I need to split my cable feed into 4 to serve 4 rooms. I just realized I am
using a 1 to 6 splitter but only using 4 of the output and 2 were not hooked
I am wondering does this matter? Is one of those downstream cable getting
1/4 or 1/6 of the signal strength?
Should I get a better 1 to 4 splitter? I have a cheal AIM 11-4060 900MHz
As long as you have a strong incoming RF signal, unused outputs of
your splitter should not affect the signal quality.
However, a 4 output splitter divides the power of the incoming signal
more or less equally to 4 outputs. A 6 output splitter does the same
with 6 outputs. The sensitivity of modern electronics is such that
you can usually divide the power of the incoming signal several times
before it will affect signal quality.
Theroretically, an unterminated output functions the same as an
unterminated transmission line reflecting 100% of the power back in
the other direction. If this were a long line, it could cause ghosting
and other undesirable effects. In practice, the amount of reflected
power is usually so small that you do not see the effects or need to
worry about it. For critical applications however, they do sell 75
ohm terminating resistors with F connector threads.
Professional RF distribution systems also have taps available as an
alternative to splitters. A tap looks like a spliter accept it has
an RF in and RF out in additition to the RF tap outputs. The tap
outputs typically take a very, very small portion of the output power
from the main line. Taps are available in various power ratings. -20
dB, -14 dB, and -10 dB are typical. Taps might be used in
applications like a hospital, for example, where you might have 30 or
more receivers being fed off of a main line.
Optimum setup is a good 1 to 4 splitter but if you have good snow-free
picture in all rooms and a dependable internet connection, why worry.

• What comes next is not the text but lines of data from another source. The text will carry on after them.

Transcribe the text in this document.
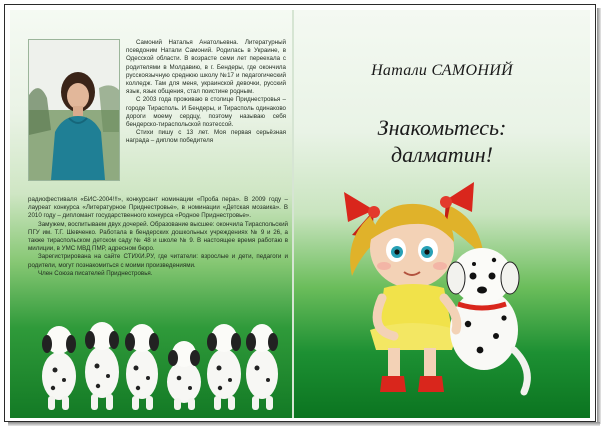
Самоний Наталья Анатольевна. Литературный псевдоним Натали Самоний. Родилась в Украине, в Одесской области. В возрасте семи лет переехала с родителями в Молдавию, в г. Бендеры, где окончила русскоязычную среднюю школу №17 и педагогический колледж. Там для меня, украинской девочки, русский язык, язык общения, стал поистине родным.

С 2003 года проживаю в столице Приднестровья – городе Тирасполь. И Бендеры, и Тирасполь одинаково дороги моему сердцу, поэтому называю себя бендерско-тираспольской поэтессой.

Стихи пишу с 13 лет. Моя первая серьёзная награда – диплом победителя

радиофестиваля «БИС-2004!!!», конкурсант номинации «Проба пера». В 2009 году – лауреат конкурса «Литературное Приднестровье», в номинации «Детская мозаика». В 2010 году – дипломант государственного конкурса «Родное Приднестровье».

Замужем, воспитываем двух дочерей. Образование высшее: окончила Тираспольский ПГУ им. Т.Г. Шевченко. Работала в бендерских дошкольных учреждениях № 9 и 26, а также тираспольском детском саду № 48 и школе № 9. В настоящее время работаю в милиции, в УМС МВД ПМР, адресном бюро.

Зарегистрирована на сайте СТИХИ.РУ, где читатели: взрослые и дети, педагоги и родители, могут познакомиться с моими произведениями.

Член Союза писателей Приднестровья.

Натали САМОНИЙ
Знакомьтесь:
далматин!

The
unused splitter terminals ideally should have 75 ohm terminators installed.
They should NOT have unterminated cables attached.
for basic cable from adelphia buffalo the answer would not matter much.
but for cablemodem service or digital hd tv quality and cableboxes you
want the cable company to do all that stuff for you.
if you do it and your digital box changes channels slowly or has
dropout, call them and they'll replace the bad wiring with no service
charge [buffalo ny]
with their technicians always busy changing out a cable end or splitter
or wire or box here every year and the electronic testers they bring,
it's a better job.
Cheap 900Mhz splitter...? Get yourself a decent quality 2.4Ghz splitter
(they are less than $5 in most electronic stores), it'll make a big
difference in signal quality.
My Father-in-law had a cheap splitter, and some old RG59 cabling, and was
splitting 4 or 5 ways also.. Had added a signal booster to try to get a
better signal, and it was acceptable to him, but pathetic in my opinion.
One day I bought a new 2.4Ghz splitter, instead of those cheapo ones you get
from the dollar stores, and replaced his wiring with decent quad -shield RG6
cable, removed the signal booster, and the picture quality went from
pathetic, to impressive for an analog cable signal. It was super clear, and
no boosters needed.
So don't underestimate the difference a decent quality splitter, and some
decent cables will make.
I got a 6 way splitter for him, and now using only 5 outputs, and didn't
terminate the open one, but doesn't seem to make a huge difference.
The output taps are getting 1/6 the signal at the input. Best practice
says you should terminate the unused taps with a 75 ohm resistor (they
sell special caps for this), but in reality it usually makes no
Tim Killian ( email@example.com) said...
For all practical purposes, leaving unused outputs on a splitter will not
cause any problems.
With transmission lines, they should be terminated with the proper
impedance in order to avoid reflections that can cancel or increase the
signal at various places along the line (like the interference pattern
generated when two stones are dropped into water).
At one extreme, if you shorted the line, the signal would reflect back
due to inductance properties of the line. If you leave the line open, you
get just as much reflection due to capacitive effects. When you terminate
it with the line's impedance (75 ohm for TV coax), no reflections occur.
With a splitter, the open end is so close to the signal source (in the
splitter) that there is negligible relection caused. If you took one of
those outlets and connected a cable to a wall plate in a room and didn't
hook up something to that outlet, then you should put a terminator on it.
"Never ascribe to malice what can equally be explained by incompetence."